A review by pnwbibliophile
Dancer from the Dance by Andrew Holleran

3.75

I appreciate this for its feisty and fleshed-out characters, vivid imagery, distinctive voice, and its ability to capture a time of newfound liberation for the queer community. It has aged well in that it has this Great Gatsby-eque air, memorializing a time of wonton frivolity while also critiquing it. Even if the characters and author didn’t know it, the dark specter of the looming AIDS epidemic looms in the periphery for the modern reader, knowing it will bring the community to its knees. How history after a novel’s publishing can alter or highlight its themes and meaning is an intriguing subject here and that’s where the aging of the novel has done it justice. Here, it unintentionally harkens to Gatsby again as the Great Depression was unknown to Fitzgerald when he published it just as the AIDS crisis was unknown to Andrew Holleran in 1978. 

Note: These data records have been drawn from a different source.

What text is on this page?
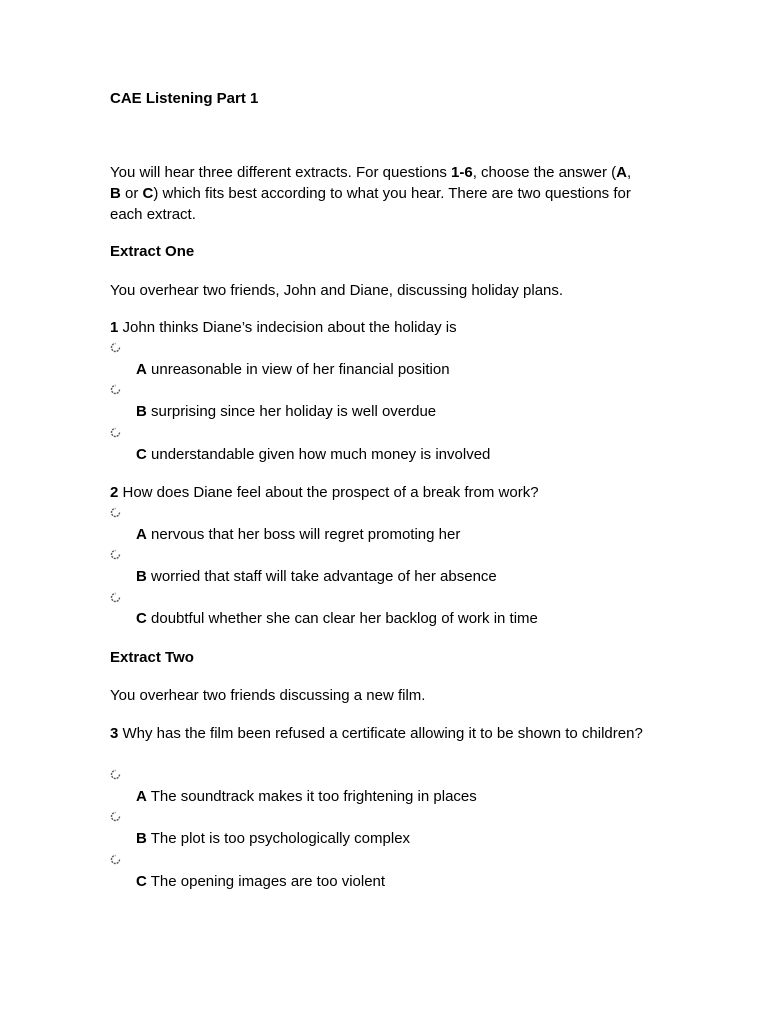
CAE Listening Part 1
You will hear three different extracts. For questions 1-6, choose the answer (A, B or C) which fits best according to what you hear. There are two questions for each extract.
Extract One
You overhear two friends, John and Diane, discussing holiday plans.
1 John thinks Diane’s indecision about the holiday is
A unreasonable in view of her financial position
B surprising since her holiday is well overdue
C understandable given how much money is involved
2 How does Diane feel about the prospect of a break from work?
A nervous that her boss will regret promoting her
B worried that staff will take advantage of her absence
C doubtful whether she can clear her backlog of work in time
Extract Two
You overhear two friends discussing a new film.
3 Why has the film been refused a certificate allowing it to be shown to children?
A The soundtrack makes it too frightening in places
B The plot is too psychologically complex
C The opening images are too violent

I did enjoy this novel, but what made it stand out was simultaneously a detractor. There is so much sex, partying, and drugs, that it almost fails to accomplish either of the two intentions of its inclusion - memorializing this time and specific moment in queer culture and critiquing the recklessness of it all while showing how one can lose themselves in it. I say almost because it still pulled it off, but the inclusion of so much vulgarity got a bit, “okay I get the point, move on.” That was the point, I believe, to make you feel like the narrator, constantly bombarded by frivolity, but it was overdone. This unfortunately makes the novel lose wider appeal, while also feeling like the author is being overly critical of the party and sex culture of the time, making it lose some nuance in its critique. As a result, this isn’t something I could have my straight friends read and grasp. That is fine, after all, some things are just meant for “us,” but I actually think even a relatively liberal straight person would read this and it could overload them so much it could actually send them down the alt-right pipeline. Which is to say that the novel lost restraint. A better novelist could have pulled off everything in the novel and made even a moderate conservative grasp its meaning. 

The other critique I have is the relative lack of plot. It is a character-driven novel. Having recently read My Government Means to Kill Me, which has similar themes, highlighted the lackluster plot for me. Both novels are so similar that I am certain the latter was incluenced by the former, but unfortunately the latter was better executed, especially with regard to plot.

Overall, I enjoyed this, but the overdone components also weighed it down a bit too much for me to love it. I do appreciate it, immensely and found the voices of the circuit queen characters to be absolutely divine.